2. Le rappel d'échéance. La personne vous a dit elle-même quand revenir. « Vous m'aviez dit que le sujet reviendrait à la rentrée — on est début septembre, est-ce toujours d'actualité ? » Ici, vous ne vous imposez pas : vous respectez un rendez-vous qu'elle a fixé.

3. Le signe sans demande. Une félicitation pour une annonce, un mot après une publication, une réaction à quelque chose qu'elle a fait. Aucune question, donc aucune dette créée. C'est la relance la plus sous-utilisée, parce qu'elle n'a pas d'objectif immédiat — et c'est exactement pour ça qu'elle fonctionne.

Ce qu'il faut éviter, à l'inverse, tient en une ligne : la relance qui ne fait que signaler votre existence. « Un petit up », « je remonte mon message », « avez-vous eu le temps d'y penser ? ». Chacune demande de l'attention et n'apporte rien. Trois de suite, et vous devenez une notification qu'on apprend à ignorer.

La fréquence n'est pas le sujet — mais elle a quand même une règle

Une question revient toujours : au bout de combien de temps relancer ?

La réponse honnête est que ça dépend de ce que vous envoyez. Une relance utile peut partir souvent. Une relance vide est déjà de trop la première fois.

Une seule règle mérite d'être retenue : si vous relancez deux fois sans réponse, la troisième doit changer de nature, pas de ton. Insister plus poliment ne change rien. Envoyer autre chose — un contenu, une info, rien à répondre — laisse une porte ouverte au lieu de la fermer.

Et s'il n'y a toujours rien après ça, il n'y a rien. Ce n'est pas un échec de relance ; c'est une information, et elle vous libère.

Ce que ça demande comme système

Presque rien, et c'est important : une méthode qui demande beaucoup ne tient pas six mois.

Il faut deux choses seulement.

Une note après chaque échange qui compte. Deux lignes, écrites dans les minutes qui suivent — pas ce que la personne fait, mais ce qu'elle cherche, ce qu'elle a dit, et quand elle a dit de revenir.
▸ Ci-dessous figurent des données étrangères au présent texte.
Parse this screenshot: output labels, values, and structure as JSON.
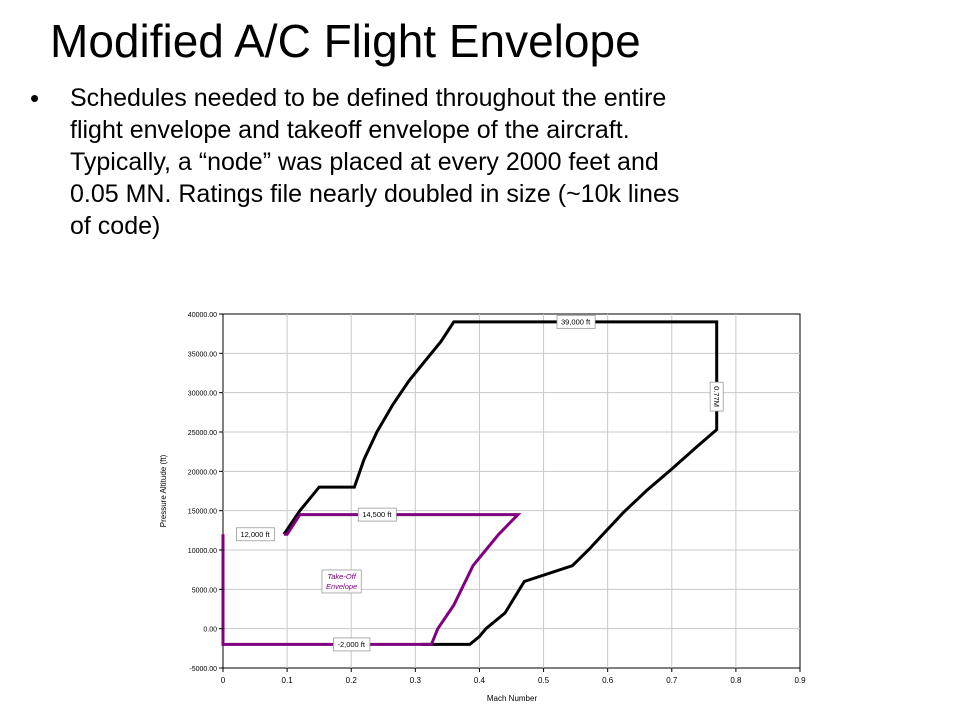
{
  "slide": {
    "title": "Modified A/C Flight Envelope",
    "bullet_lines": [
      "Schedules needed to be defined throughout the entire",
      "flight envelope and takeoff envelope of the aircraft.",
      "Typically, a “node” was placed at every 2000 feet and",
      "0.05 MN. Ratings file nearly doubled in size (~10k lines",
      "of code)"
    ]
  },
  "chart_data": {
    "type": "line",
    "title": "",
    "xlabel": "Mach Number",
    "ylabel": "Pressure Altitude (ft)",
    "xlim": [
      0,
      0.9
    ],
    "ylim": [
      -5000,
      40000
    ],
    "x_ticks": [
      0,
      0.1,
      0.2,
      0.3,
      0.4,
      0.5,
      0.6,
      0.7,
      0.8,
      0.9
    ],
    "x_tick_labels": [
      "0",
      "0.1",
      "0.2",
      "0.3",
      "0.4",
      "0.5",
      "0.6",
      "0.7",
      "0.8",
      "0.9"
    ],
    "y_ticks": [
      -5000,
      0,
      5000,
      10000,
      15000,
      20000,
      25000,
      30000,
      35000,
      40000
    ],
    "y_tick_labels": [
      "-5000.00",
      "0.00",
      "5000.00",
      "10000.00",
      "15000.00",
      "20000.00",
      "25000.00",
      "30000.00",
      "35000.00",
      "40000.00"
    ],
    "grid": true,
    "colors": {
      "flight_envelope": "#000000",
      "takeoff_envelope": "#800080",
      "grid": "#c8c8c8"
    },
    "series": [
      {
        "id": "flight",
        "points": [
          [
            0.095,
            12000
          ],
          [
            0.12,
            15000
          ],
          [
            0.15,
            18000
          ],
          [
            0.205,
            18000
          ],
          [
            0.22,
            21500
          ],
          [
            0.24,
            25000
          ],
          [
            0.265,
            28500
          ],
          [
            0.29,
            31500
          ],
          [
            0.315,
            34000
          ],
          [
            0.34,
            36500
          ],
          [
            0.36,
            39000
          ],
          [
            0.77,
            39000
          ],
          [
            0.77,
            25300
          ],
          [
            0.74,
            23200
          ],
          [
            0.7,
            20300
          ],
          [
            0.66,
            17500
          ],
          [
            0.625,
            14800
          ],
          [
            0.595,
            12200
          ],
          [
            0.57,
            10000
          ],
          [
            0.545,
            8000
          ],
          [
            0.47,
            6000
          ],
          [
            0.44,
            2000
          ],
          [
            0.41,
            0
          ],
          [
            0.4,
            -1000
          ],
          [
            0.385,
            -2000
          ],
          [
            0.31,
            -2000
          ]
        ]
      },
      {
        "id": "takeoff",
        "points": [
          [
            0,
            12000
          ],
          [
            0,
            -2000
          ],
          [
            0.325,
            -2000
          ],
          [
            0.335,
            0
          ],
          [
            0.36,
            3000
          ],
          [
            0.39,
            8000
          ],
          [
            0.43,
            12000
          ],
          [
            0.46,
            14500
          ],
          [
            0.12,
            14500
          ],
          [
            0.1,
            12000
          ],
          [
            0.095,
            12000
          ]
        ]
      }
    ],
    "annotations": [
      {
        "id": "ceiling",
        "text": "39,000 ft",
        "x": 0.55,
        "y": 39000,
        "rotate": 0,
        "italic": false,
        "border": true
      },
      {
        "id": "mach-limit",
        "text": "0.77M",
        "x": 0.77,
        "y": 29500,
        "rotate": 90,
        "italic": false,
        "border": true
      },
      {
        "id": "takeoff-ceiling",
        "text": "14,500 ft",
        "x": 0.24,
        "y": 14500,
        "rotate": 0,
        "italic": false,
        "border": true
      },
      {
        "id": "takeoff-start",
        "text": "12,000 ft",
        "x": 0.05,
        "y": 12000,
        "rotate": 0,
        "italic": false,
        "border": true
      },
      {
        "id": "takeoff-floor",
        "text": "-2,000 ft",
        "x": 0.2,
        "y": -2000,
        "rotate": 0,
        "italic": false,
        "border": true
      },
      {
        "id": "takeoff-label",
        "text": "Take-Off\nEnvelope",
        "x": 0.185,
        "y": 6000,
        "rotate": 0,
        "italic": true,
        "border": true,
        "color": "#800080"
      }
    ]
  }
}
C'est ce dernier point qui produit les meilleures relances, parce qu'il transforme votre message en rendez-vous tenu plutôt qu'en sollicitation.

Un rappel à la date qu'elle a donnée. Pas « relancer un jour », mais « le 1er septembre ». Une intention sans date n'est pas suivie ; elle est simplement oubliée plus lentement.

Le reste — le ton, la formule d'accroche, la longueur — compte beaucoup moins qu'on ne le croit. Un message court et concret, envoyé au bon moment avec un détail que l'autre reconnaît, ne sera jamais perçu comme lourd. Un message parfaitement tourné qui ne dit que « pensez à moi » le sera toujours.